Mazda Boss Wants To Breath Life Into Combustion Engines

Wed 17th Mar 2021

While many of Europe’s biggest car brands are racing to dump the faithful old combustion engine and push forward with an all-electric future, Mazda might just be bucking the trend and promising to keep the faith.

The Japanese car company have a vested interest in keeping the internal combustion alive as they have invested millions in developing a range of eFuels, which if successful, could provide an ultra-low emission alternative to the battery car.

Mazda are walking blindly away from electric vehicles, but acknowledge that more needs to be done to investigate ways and means for ICE vehicles to have a sustainable future.

Speaking to the PA News Agency this week, the company’s UK managing director, Jeremy Thomson said that the industry needs to be less blinkered towards an all-electric future.

“EVs are not the only solution,” said Thomson.

“We will not be 100 per cent EV as some manufacturers have said, we will have a range of different solutions that suit different applications. As has been the case with combustion engines for some time, there is the right sizing argument [buying the car that suits your needs] and the same is true of electrification. Electric cars are not the only solution.”

eFuels are being considered as a carbon neutral option for some manufacturers, with Porsche recently announcing that they would be producing their own synthetic fuels from 2022, but many remain sceptical that fuels can be completely carbon-neutral.

However Thomson is keen to see combustion engines given a longer lease of life before they end up on the scrap-heap.
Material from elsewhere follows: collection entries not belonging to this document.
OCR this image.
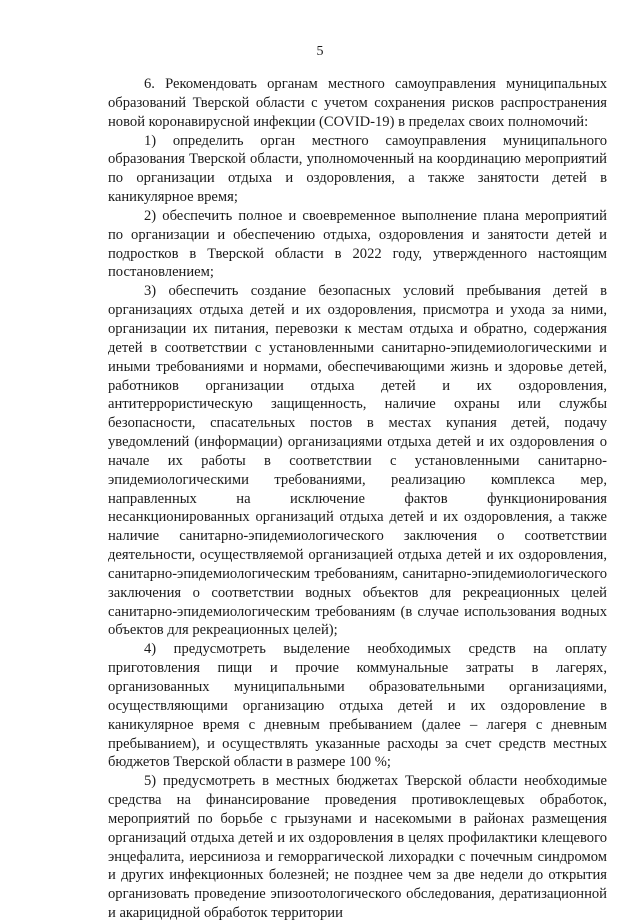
5

6. Рекомендовать органам местного самоуправления муниципальных образований Тверской области с учетом сохранения рисков распространения новой коронавирусной инфекции (COVID-19) в пределах своих полномочий:

1) определить орган местного самоуправления муниципального образования Тверской области, уполномоченный на координацию мероприятий по организации отдыха и оздоровления, а также занятости детей в каникулярное время;

2) обеспечить полное и своевременное выполнение плана мероприятий по организации и обеспечению отдыха, оздоровления и занятости детей и подростков в Тверской области в 2022 году, утвержденного настоящим постановлением;

3) обеспечить создание безопасных условий пребывания детей в организациях отдыха детей и их оздоровления, присмотра и ухода за ними, организации их питания, перевозки к местам отдыха и обратно, содержания детей в соответствии с установленными санитарно-эпидемиологическими и иными требованиями и нормами, обеспечивающими жизнь и здоровье детей, работников организации отдыха детей и их оздоровления, антитеррористическую защищенность, наличие охраны или службы безопасности, спасательных постов в местах купания детей, подачу уведомлений (информации) организациями отдыха детей и их оздоровления о начале их работы в соответствии с установленными санитарно-эпидемиологическими требованиями, реализацию комплекса мер, направленных на исключение фактов функционирования несанкционированных организаций отдыха детей и их оздоровления, а также наличие санитарно-эпидемиологического заключения о соответствии деятельности, осуществляемой организацией отдыха детей и их оздоровления, санитарно-эпидемиологическим требованиям, санитарно-эпидемиологического заключения о соответствии водных объектов для рекреационных целей санитарно-эпидемиологическим требованиям (в случае использования водных объектов для рекреационных целей);

4) предусмотреть выделение необходимых средств на оплату приготовления пищи и прочие коммунальные затраты в лагерях, организованных муниципальными образовательными организациями, осуществляющими организацию отдыха детей и их оздоровление в каникулярное время с дневным пребыванием (далее – лагеря с дневным пребыванием), и осуществлять указанные расходы за счет средств местных бюджетов Тверской области в размере 100 %;

5) предусмотреть в местных бюджетах Тверской области необходимые средства на финансирование проведения противоклещевых обработок, мероприятий по борьбе с грызунами и насекомыми в районах размещения организаций отдыха детей и их оздоровления в целях профилактики клещевого энцефалита, иерсиниоза и геморрагической лихорадки с почечным синдромом и других инфекционных болезней; не позднее чем за две недели до открытия организовать проведение эпизоотологического обследования, дератизационной и акарицидной обработок территории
He said: “When we talk about EVs, we’re thinking of future cars, and at some point those will replace all cars on the road. But with eFuels we’re talking about a solution that means we can continue using combustion engines, but not with fossil fuel, and not least because you can apply it to the 35 million combustion engines that exist on Britain’s roads today.

“I think it’s a fascinating idea. Let’s not demonise the combustion engine that seems trendy at the moment, what we should be doing is looking at the negative impact of carbon-based fuel.”